Я над водой стою на коленях, и мне отражение его рябит в темной глади. Огромный, как гора. Ростом выше двух метров. Голова лысая по бокам лоснится, и отчетливо видны татуировки над ушами, в которых с десяток железных колец с бусинами. А на меня смотрит исподлобья, и у меня от его взгляда в желудке все дрожит и трепещет. Глаза сверкают даже отражением в воде. Я еще никогда в своей жизни так не боялась. Словно этот страх первобытный мне в кожу впитался и колол острыми занозами бесконечно. Взгляд на лицо свое перевела и всхлипнула — щеки, нос и половина лба замазаны черной жирной краской. Одни глаза видно, рот и кусок подбородка. Не лицо, а маска от угрей какая-то. Зачем они это делают? Что это вообще означает?
Поднялась в полный рост на дрожащих ногах.
— Уйди. Дай помыться.
— При мне помоешься. Я за тобой бегать по кустам больше не намерен.

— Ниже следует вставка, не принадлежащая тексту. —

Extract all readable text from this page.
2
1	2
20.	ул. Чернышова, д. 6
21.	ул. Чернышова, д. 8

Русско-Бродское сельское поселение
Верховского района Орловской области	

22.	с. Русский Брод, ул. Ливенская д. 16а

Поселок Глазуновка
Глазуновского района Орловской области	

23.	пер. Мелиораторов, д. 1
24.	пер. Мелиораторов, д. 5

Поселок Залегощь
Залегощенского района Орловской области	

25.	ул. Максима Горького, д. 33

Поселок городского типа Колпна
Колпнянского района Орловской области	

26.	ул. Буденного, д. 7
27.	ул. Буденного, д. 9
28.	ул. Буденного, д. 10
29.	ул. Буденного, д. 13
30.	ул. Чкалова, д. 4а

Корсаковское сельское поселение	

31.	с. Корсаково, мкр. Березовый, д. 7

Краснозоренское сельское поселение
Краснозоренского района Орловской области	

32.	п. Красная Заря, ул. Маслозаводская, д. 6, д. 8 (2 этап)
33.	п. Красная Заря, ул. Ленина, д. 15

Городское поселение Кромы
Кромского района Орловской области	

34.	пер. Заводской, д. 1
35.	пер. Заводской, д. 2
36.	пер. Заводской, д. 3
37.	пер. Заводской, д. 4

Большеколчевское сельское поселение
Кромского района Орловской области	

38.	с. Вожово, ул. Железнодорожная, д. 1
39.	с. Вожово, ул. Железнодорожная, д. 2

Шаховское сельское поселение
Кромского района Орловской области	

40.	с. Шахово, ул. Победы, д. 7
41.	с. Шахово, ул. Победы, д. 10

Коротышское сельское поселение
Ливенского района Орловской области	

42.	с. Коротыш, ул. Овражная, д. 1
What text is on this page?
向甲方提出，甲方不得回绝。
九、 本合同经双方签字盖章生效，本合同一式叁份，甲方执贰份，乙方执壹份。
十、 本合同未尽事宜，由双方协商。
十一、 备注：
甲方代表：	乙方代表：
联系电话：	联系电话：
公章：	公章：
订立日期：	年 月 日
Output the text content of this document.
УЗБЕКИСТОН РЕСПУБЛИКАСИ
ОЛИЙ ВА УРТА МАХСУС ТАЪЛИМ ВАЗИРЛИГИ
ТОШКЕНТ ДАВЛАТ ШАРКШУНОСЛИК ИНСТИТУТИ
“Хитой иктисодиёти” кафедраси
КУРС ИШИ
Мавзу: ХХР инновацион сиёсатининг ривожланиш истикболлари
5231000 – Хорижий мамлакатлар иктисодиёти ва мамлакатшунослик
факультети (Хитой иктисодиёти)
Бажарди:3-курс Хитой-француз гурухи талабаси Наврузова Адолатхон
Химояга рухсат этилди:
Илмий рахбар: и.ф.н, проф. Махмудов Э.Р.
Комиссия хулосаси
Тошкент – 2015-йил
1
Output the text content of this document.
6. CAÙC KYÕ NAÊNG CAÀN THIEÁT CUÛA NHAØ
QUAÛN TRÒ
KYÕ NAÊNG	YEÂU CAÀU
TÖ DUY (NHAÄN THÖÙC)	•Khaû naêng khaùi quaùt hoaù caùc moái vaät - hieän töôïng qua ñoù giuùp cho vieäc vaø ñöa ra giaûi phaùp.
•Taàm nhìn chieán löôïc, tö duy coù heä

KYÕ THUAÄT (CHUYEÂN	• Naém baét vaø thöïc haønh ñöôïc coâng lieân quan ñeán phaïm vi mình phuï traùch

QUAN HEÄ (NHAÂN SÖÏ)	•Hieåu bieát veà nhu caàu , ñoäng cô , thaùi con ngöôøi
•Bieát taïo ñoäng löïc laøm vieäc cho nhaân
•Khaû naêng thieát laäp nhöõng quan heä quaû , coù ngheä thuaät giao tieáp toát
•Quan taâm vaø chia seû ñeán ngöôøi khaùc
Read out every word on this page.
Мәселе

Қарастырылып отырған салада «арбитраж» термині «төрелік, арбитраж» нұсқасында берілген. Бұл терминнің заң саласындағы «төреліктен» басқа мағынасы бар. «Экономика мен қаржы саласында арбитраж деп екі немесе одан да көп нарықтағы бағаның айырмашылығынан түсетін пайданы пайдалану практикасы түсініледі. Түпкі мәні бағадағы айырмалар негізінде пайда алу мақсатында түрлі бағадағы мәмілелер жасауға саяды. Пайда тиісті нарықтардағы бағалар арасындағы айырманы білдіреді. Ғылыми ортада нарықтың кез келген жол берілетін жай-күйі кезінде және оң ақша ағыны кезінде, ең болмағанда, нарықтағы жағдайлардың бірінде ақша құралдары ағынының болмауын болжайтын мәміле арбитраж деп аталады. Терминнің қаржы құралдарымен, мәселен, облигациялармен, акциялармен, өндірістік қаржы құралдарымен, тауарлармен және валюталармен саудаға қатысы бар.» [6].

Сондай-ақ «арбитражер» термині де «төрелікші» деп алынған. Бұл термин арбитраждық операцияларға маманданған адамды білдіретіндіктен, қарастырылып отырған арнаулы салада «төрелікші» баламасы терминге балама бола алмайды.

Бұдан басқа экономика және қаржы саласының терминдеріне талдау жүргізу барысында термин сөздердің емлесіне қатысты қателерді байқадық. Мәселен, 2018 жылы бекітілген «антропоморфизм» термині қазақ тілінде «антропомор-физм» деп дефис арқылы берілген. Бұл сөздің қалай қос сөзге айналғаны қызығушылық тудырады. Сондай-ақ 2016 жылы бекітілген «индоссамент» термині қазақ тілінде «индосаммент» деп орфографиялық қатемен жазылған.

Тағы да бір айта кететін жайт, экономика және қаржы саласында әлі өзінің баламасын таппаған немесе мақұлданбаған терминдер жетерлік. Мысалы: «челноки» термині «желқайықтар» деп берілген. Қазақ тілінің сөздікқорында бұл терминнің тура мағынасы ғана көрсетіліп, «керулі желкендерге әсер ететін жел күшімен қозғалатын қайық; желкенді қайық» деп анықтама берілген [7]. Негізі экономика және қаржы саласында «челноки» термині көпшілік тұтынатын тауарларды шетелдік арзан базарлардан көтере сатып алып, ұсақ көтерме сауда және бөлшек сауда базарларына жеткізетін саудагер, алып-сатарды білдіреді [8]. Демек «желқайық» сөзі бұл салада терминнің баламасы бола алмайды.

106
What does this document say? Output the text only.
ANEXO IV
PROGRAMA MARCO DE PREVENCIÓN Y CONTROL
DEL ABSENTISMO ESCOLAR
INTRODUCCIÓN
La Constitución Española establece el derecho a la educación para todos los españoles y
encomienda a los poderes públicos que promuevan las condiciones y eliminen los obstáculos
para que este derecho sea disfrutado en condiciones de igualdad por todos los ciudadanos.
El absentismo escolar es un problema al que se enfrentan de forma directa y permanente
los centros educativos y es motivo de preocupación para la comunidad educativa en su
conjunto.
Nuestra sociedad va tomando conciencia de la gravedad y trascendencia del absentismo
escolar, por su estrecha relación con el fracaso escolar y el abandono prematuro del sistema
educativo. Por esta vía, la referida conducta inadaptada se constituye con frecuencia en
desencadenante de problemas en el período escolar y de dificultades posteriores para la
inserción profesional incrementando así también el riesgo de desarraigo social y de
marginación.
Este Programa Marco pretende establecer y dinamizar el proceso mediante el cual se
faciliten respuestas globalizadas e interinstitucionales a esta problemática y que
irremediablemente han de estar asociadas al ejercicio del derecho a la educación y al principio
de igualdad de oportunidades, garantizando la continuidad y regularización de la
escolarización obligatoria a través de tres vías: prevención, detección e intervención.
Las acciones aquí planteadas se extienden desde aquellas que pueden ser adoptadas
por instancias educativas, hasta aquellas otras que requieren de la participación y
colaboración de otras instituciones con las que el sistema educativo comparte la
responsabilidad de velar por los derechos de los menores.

— А ты страже бегать прикажи или карлику своему. Ты же тут вроде как главный? — вырвалось само, и ту же душа в пятки ушла и сердце заколотилось с такой силой, что дышать стало нечем, потому что ко мне шагнул сапогами прямо в воду, за затылок взял и под воду рывком окунул. От неожиданности хотела закричать, но едва рот открыла — в него ту же затекла жидкость, а руки, резко выставленные вперед, окунулись в ил, и от гадливости по всему телу прошла волна отвращения. Теплая летняя вода рванула прямо в горло, и я начала силой барахтаться, пытаясь освободиться от хватки мужской руки на затылке. И тут же меня вытащили наружу. К себе развернул, пока я кашляла и, захлебываясь, лицо руками терла, волосы мои назад убирал. А потом словно обмерла под его взглядом. Он лицо мое рассматривал, а в зрачке красные языки пламени переплетаются, и по щекам чешуя ползет черно-золотистая волнами. Жуткое зрелище. Медленно взгляд опустил к груди, и пламя начало вспыхивать кроваво-оранжевыми сполохами. Голодный взгляд, прожигающий до костей, и есть в нем что-то еще… не поддающееся определению. На меня так никогда не смотрели за всю мою жизнь. Словно сожрать хочет. Истерика накатывала издалека, и я вот-вот захлебнусь ею вместе с отчаянием и пониманием, что не мой это мир. Я где-то в ином месте совсем.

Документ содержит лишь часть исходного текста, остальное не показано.